Although they have access to so many heirloom fruits and vegetables, the Gettles tend to cook with whatever is ready to pull from the garden. Often they end up blending a few different varieties of vegetables together. For example, when Emilee makes her grandmother's pickley potato salad, she sometimes mixes blue potatoes with a yellow variety so the result tastes earthier. Versions of her fluffy Chinese steamed buns made with Asian greens and curried-rice-stuffed sweet peppers are often on the menu at the vegetarian restaurant in Bakersville. That might seem out of place in a 19th-century Ozarks village, but it's just right for a couple of young activists who have traveled the world to find seeds.

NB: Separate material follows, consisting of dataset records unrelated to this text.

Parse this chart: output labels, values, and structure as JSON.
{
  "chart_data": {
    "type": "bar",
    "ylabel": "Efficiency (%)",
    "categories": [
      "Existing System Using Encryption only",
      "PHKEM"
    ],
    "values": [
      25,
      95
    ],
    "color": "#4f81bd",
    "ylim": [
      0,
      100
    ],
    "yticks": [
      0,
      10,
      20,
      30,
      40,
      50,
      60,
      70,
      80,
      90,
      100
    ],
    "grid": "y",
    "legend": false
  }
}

Heirloom Vegetable Gardening: Cook's Guide to Saving Seeds
Jere and Emilee Gettle's forthcoming book, The Heirloom Life Gardener, outlines the easiest way to save seeds. Here are five things to know.
1. Save Only Heirlooms
Also known as open-pollinated varieties, heirloom seeds can be passed down for years; hybrid seeds usually don't reproduce properly.
2. Choose the Most Desirable Plants
Look for useful traits (for example, great flavor or early ripening) and keep seeds from ripe and healthy produce.
3. Learn the Quirks of Saving Different Seeds
4. Clean, then Dry
Spread well-cleaned seeds on newspaper or paper plates and let dry for several days, stirring occasionally. If it's humid, use a fan to speed up the process.
5. Store in a Cool Place
Seeds will last for at least 3 years (and up to 10) in a dark, cool and dry spot.